Cinéma
(7 juin 2007)
Les fantômes
de Goya
Le
réalisateur Milos Forman signe une fresque épique et violente sur
l’Inquisition espagnole,
vue par les yeux du peintre Goya.
En
1792, alors qu’en France Louis XVI vit ses derniers jours, l’Espagne
tremble encore sous la Sainte Inquisition. Francisco de Goya y Lucientes
est peintre officiel à la cour du Roi Charles IV, qu’il peint sans
complaisance. Il a cependant des sympathies pour les idées des Lumières,
et publie sous le manteau ses «Caprices», gravures attaquant violemment
l’archaïsme de la société espagnole et l’influence liberticide de la toute
puissance Eglise catholique. L’Inquisition, qui en pendit pour moins que
cela, s’en prend à son modèle, la belle Inès et la soumet à la question.
On l’a vu refuser de manger du porc, elle est donc juive, et d’ailleurs
elle l’avouera sous la torture. Quinze ans plus tard, les armées
napoléoniennes envahissent l’Espagne et ouvrent les geôles de
l’Inquisition. Inès est libre, folle, et toute sa famille a été
assassinée. Il ne lui reste que Goya, et le souvenir d’un enfant né en
prison. Mais Goya a changé, le pays a changé, seules la terreur et la
violence sont pareils.
Dans «Les fantômes de Goya», du réalisateur américain d’origine tchèque
Milos Forman (Amadeus, en 1984), ce sont bien de fantômes qu’il est
question, ceux qui hanteront la vie et l’œuvre du peintre, plus que de
Goya lui-même. L’artiste ne sert que d’intercesseur entre les différents
protagonistes, dont le Père Lorenzo, interprété par le fabuleux Javier
Bardem, et l’on peut s’étonner de la distance que le peintre observe, de
son absence d’engagement.
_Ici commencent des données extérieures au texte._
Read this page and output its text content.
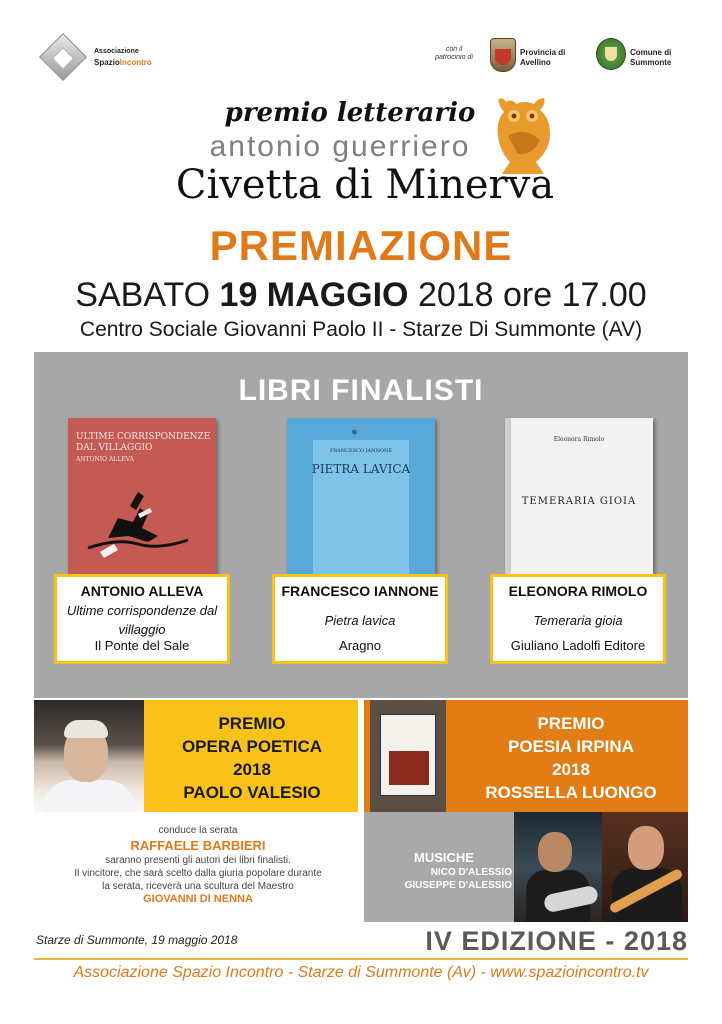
Associazione
SpazioIncontro
con il patrocinio di
Provincia di Avellino
Comune di Summonte
premio letterario
antonio guerriero
Civetta di Minerva
PREMIAZIONE
SABATO 19 MAGGIO 2018 ore 17.00
Centro Sociale Giovanni Paolo II - Starze Di Summonte (AV)
LIBRI FINALISTI
ULTIME CORRISPONDENZE DAL VILLAGGIO
ANTONIO ALLEVA
✵
FRANCESCO IANNONE
PIETRA LAVICA
Eleonora Rimolo
TEMERARIA GIOIA
ANTONIO ALLEVA
Ultime corrispondenze dal villaggio
Il Ponte del Sale
FRANCESCO IANNONE
Pietra lavica
Aragno
ELEONORA RIMOLO
Temeraria gioia
Giuliano Ladolfi Editore
PREMIO
OPERA POETICA
2018
PAOLO VALESIO
PREMIO
POESIA IRPINA
2018
ROSSELLA LUONGO
conduce la serata
RAFFAELE BARBIERI
saranno presenti gli autori dei libri finalisti.
Il vincitore, che sarà scelto dalla giuria popolare durante
la serata, riceverà una scultura del Maestro
GIOVANNI DI NENNA
MUSICHE
NICO D'ALESSIO
GIUSEPPE D'ALESSIO
Starze di Summonte, 19 maggio 2018	IV EDIZIONE - 2018
Associazione Spazio Incontro - Starze di Summonte (Av) - www.spazioincontro.tv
Ce serait oublier qu’il est avant tout un
artiste, et que c’est par son travail qu’il témoigne. A ce propos, il ne
faut pas manquer le générique de fin. On y montre l’évolution du travail
du peintre, comment la violence de son époque s’est inscrite dans ses
toiles, dans sa technique, préfigurant l’impressionnisme.
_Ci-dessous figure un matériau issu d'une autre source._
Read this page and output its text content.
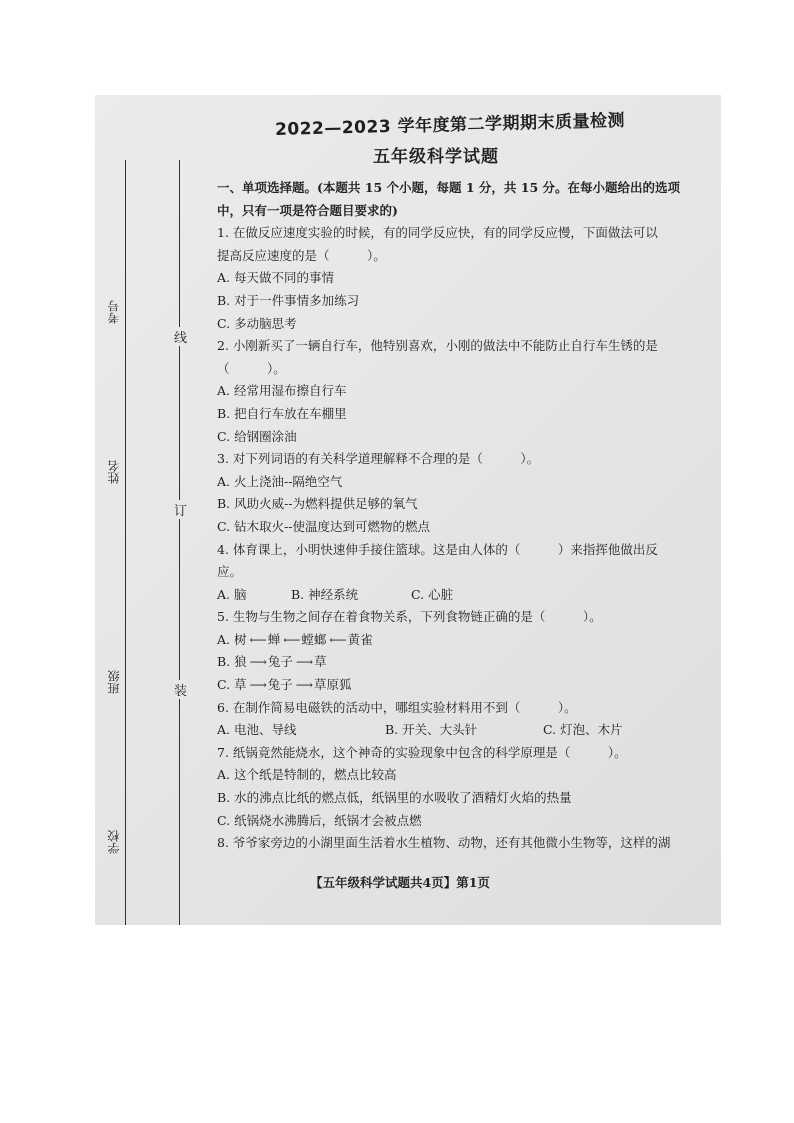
考号
姓名
班级
学校
线
订
装
2022—2023 学年度第二学期期末质量检测
五年级科学试题
一、单项选择题。(本题共 15 个小题，每题 1 分，共 15 分。在每小题给出的选项
中，只有一项是符合题目要求的)
1. 在做反应速度实验的时候，有的同学反应快，有的同学反应慢，下面做法可以
提高反应速度的是（　　　）。
A. 每天做不同的事情
B. 对于一件事情多加练习
C. 多动脑思考
2. 小刚新买了一辆自行车，他特别喜欢，小刚的做法中不能防止自行车生锈的是
（　　　）。
A. 经常用湿布擦自行车
B. 把自行车放在车棚里
C. 给钢圈涂油
3. 对下列词语的有关科学道理解释不合理的是（　　　）。
A. 火上浇油--隔绝空气
B. 风助火威--为燃料提供足够的氧气
C. 钻木取火--使温度达到可燃物的燃点
4. 体育课上，小明快速伸手接住篮球。这是由人体的（　　　）来指挥他做出反
应。
A. 脑	B. 神经系统	C. 心脏
5. 生物与生物之间存在着食物关系，下列食物链正确的是（　　　）。
A. 树 ⟵ 蝉 ⟵ 螳螂 ⟵ 黄雀
B. 狼 ⟶ 兔子 ⟶ 草
C. 草 ⟶ 兔子 ⟶ 草原狐
6. 在制作简易电磁铁的活动中，哪组实验材料用不到（　　　）。
A. 电池、导线	B. 开关、大头针	C. 灯泡、木片
7. 纸锅竟然能烧水，这个神奇的实验现象中包含的科学原理是（　　　）。
A. 这个纸是特制的，燃点比较高
B. 水的沸点比纸的燃点低，纸锅里的水吸收了酒精灯火焰的热量
C. 纸锅烧水沸腾后，纸锅才会被点燃
8. 爷爷家旁边的小湖里面生活着水生植物、动物，还有其他微小生物等，这样的湖
【五年级科学试题共4页】第1页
Si Forman se défend d’avoir fait un film politique, Jean-Claude Carrière,
le scénariste, explique cependant que le film «met en scène l’idée que
l’on peut assister à un intégrisme provenant de ceux qui s’érigent en
défenseur de la liberté et de la lutte contre l’obscurantisme». Dans
une harangue à ses troupes, juste avant l’invasion de l’Espagne, Napoléon
dira, et c’est noté dans les archives: «Vous serez accueillis avec des
fleurs comme des libérateurs», phrase reprise depuis par les
Américains à propos des soldats US en Irak. Etonnant.
«Les fantômes de Goya» est une fresque épique, fascinante et violente,
réalisée dans les décors originaux, à Madrid et en Castille, mais tourné
en anglais. Déception d’entendre Javier Bardem, acteur espagnol, jouer,
dans son pays, un prêtre espagnol, mais en anglais. Impératif
commercial...
Linda Léonard
“Les Fantômes de Goya”,
réalisé par Milos Forman, scénario de Jean-Claude Carrière. Avec Javier
Bardem, Nathalie Portman, Stellan Skarsgard, Randy Quaid. 1h54.
Jean-Claude Carrière et Milos Forman ont tiré
un livre du scénario, édité chez Plon.